Due to the higher drilling mud temperatures encountered during a typical geothermal drilling application, the hot drilling mud 210h must very often be further cooled beyond the otherwise incremental cooling 213 that occurs while the mud 210h is in the hot mud tank 211h. Accordingly, rather than pumping the hot drilling mud 210h directly from the hot mud tank 211h to the mud pump 216, the hot mud 210h is further cooled in a mud cooling tower 230. In the illustrative configuration shown in FIG. 2, a hot mud pump 231 is used to pump the hot drilling mud 210h exiting the hot mud tank 211h into the mud cooling tower 230 where it flows through a mud coil 232. As the hot mud 210h passes through the mud coil 232, it is cooled by a flow of air created by an induced draft fan 233 located at the top of the cooling tower 230.
After passing through the mud coil 232, the cooled drilling mud 210c exits the mud cooling tower 230 and flows to a cooled mud tank 211c, as shown in FIG. 2. Thereafter, a mud booster pump 214 draws the cooled drilling mud 210c from the cooled mud tank 211c and pumps the cooled mud 210c through the suction line 215 to the mud pump 216, where it is pump again pumped into the wellbore 210 through the drill pipe 221, as described above.

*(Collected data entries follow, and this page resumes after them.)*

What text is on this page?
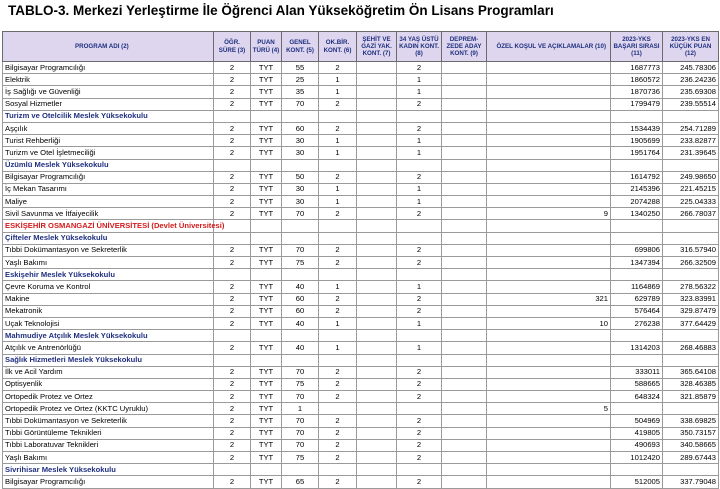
TABLO-3. Merkezi Yerleştirme İle Öğrenci Alan Yükseköğretim Ön Lisans Programları
PROGRAM ADI (2)	ÖĞR. SÜRE (3)	PUAN TÜRÜ (4)	GENEL KONT. (5)	OK.BİR. KONT. (6)	ŞEHİT VE GAZİ YAK. KONT. (7)	34 YAŞ ÜSTÜ KADIN KONT. (8)	DEPREM-ZEDE ADAY KONT. (9)	ÖZEL KOŞUL VE AÇIKLAMALAR (10)	2023-YKS BAŞARI SIRASI (11)	2023-YKS EN KÜÇÜK PUAN (12)
Bilgisayar Programcılığı	2	TYT	55	2		2			1687773	245.78306
Elektrik	2	TYT	25	1		1			1860572	236.24236
İş Sağlığı ve Güvenliği	2	TYT	35	1		1			1870736	235.69308
Sosyal Hizmetler	2	TYT	70	2		2			1799479	239.55514
Turizm ve Otelcilik Meslek Yüksekokulu										
Aşçılık	2	TYT	60	2		2			1534439	254.71289
Turist Rehberliği	2	TYT	30	1		1			1905699	233.82877
Turizm ve Otel İşletmeciliği	2	TYT	30	1		1			1951764	231.39645
Üzümlü Meslek Yüksekokulu										
Bilgisayar Programcılığı	2	TYT	50	2		2			1614792	249.98650
İç Mekan Tasarımı	2	TYT	30	1		1			2145396	221.45215
Maliye	2	TYT	30	1		1			2074288	225.04333
Sivil Savunma ve İtfaiyecilik	2	TYT	70	2		2		9	1340250	266.78037
ESKİŞEHİR OSMANGAZİ ÜNİVERSİTESİ (Devlet Üniversitesi)										
Çifteler Meslek Yüksekokulu										
Tıbbi Dokümantasyon ve Sekreterlik	2	TYT	70	2		2			699806	316.57940
Yaşlı Bakımı	2	TYT	75	2		2			1347394	266.32509
Eskişehir Meslek Yüksekokulu										
Çevre Koruma ve Kontrol	2	TYT	40	1		1			1164869	278.56322
Makine	2	TYT	60	2		2		321	629789	323.83991
Mekatronik	2	TYT	60	2		2			576464	329.87479
Uçak Teknolojisi	2	TYT	40	1		1		10	276238	377.64429
Mahmudiye Atçılık Meslek Yüksekokulu										
Atçılık ve Antrenörlüğü	2	TYT	40	1		1			1314203	268.46883
Sağlık Hizmetleri Meslek Yüksekokulu										
İlk ve Acil Yardım	2	TYT	70	2		2			333011	365.64108
Optisyenlik	2	TYT	75	2		2			588665	328.46385
Ortopedik Protez ve Ortez	2	TYT	70	2		2			648324	321.85879
Ortopedik Protez ve Ortez (KKTC Uyruklu)	2	TYT	1					5		
Tıbbi Dokümantasyon ve Sekreterlik	2	TYT	70	2		2			504969	338.69825
Tıbbi Görüntüleme Teknikleri	2	TYT	70	2		2			419805	350.73157
Tıbbi Laboratuvar Teknikleri	2	TYT	70	2		2			490693	340.58665
Yaşlı Bakımı	2	TYT	75	2		2			1012420	289.67443
Sivrihisar Meslek Yüksekokulu										
Bilgisayar Programcılığı	2	TYT	65	2		2			512005	337.79048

The system 200 can also be configured in such a way so that it can be operated in a cooling tower bypass mode. For example, as shown in FIG. 2, appropriate valving can be positioned within the system 200 and operated in such a way as to isolate the mud cooling tower 230 from the flow of hot drilling mud 210h from the hot mud tank 211 and to allow the hot mud 210h to flow directly from the hot tank 211 to the cooled mud tank 210c, e.g., through a cooling tower bypass line 230b. Such an operational configuration can be used when maintenance is required on the mud cooling tower 230 or during drilling operations wherein the temperature of the hot drilling materials mixture exiting the wellbore 201 does not require any additional cooling beyond the passive capabilities of the hot mud tank 211h. 
In spite of the additional mud cooling capability that is provided by the mud cooling tower 230, at least some of the equipment of the system 200 remains directly exposed to the hot drilling mud 210h, and thus to drilling mud temperatures in excess of 200-225° F. In particular, this includes all equipment and valving upstream of the cooling tower 230, such as the shale shaker 206, the hot mud pump 231, and the like. Generally, this is because at least the largest of the drill cuttings 207 must be usually be separated from the hot drilling mud 210h in the shale shaker 206 before the mud 210h reaches the pump 231. Accordingly, all of the mechanical equipment in the system 200 that is located upstream of the mud cooling tower 230 can be detrimentally affected by the higher drilling mud temperatures that are otherwise inherent in geothermal drilling operations. Furthermore, prolonged exposure to such higher operating temperatures can increase the likelihood of premature equipment failures and associated costly rig downtime, and therefore often lead to more frequent and costly inspection and/or maintenance activities.
The present disclosure is directed to drilling mud systems and methods of operating the same that may be used to mitigate, or possibly even eliminate, at least some of the problems associated with the prior art drilling mud systems described above.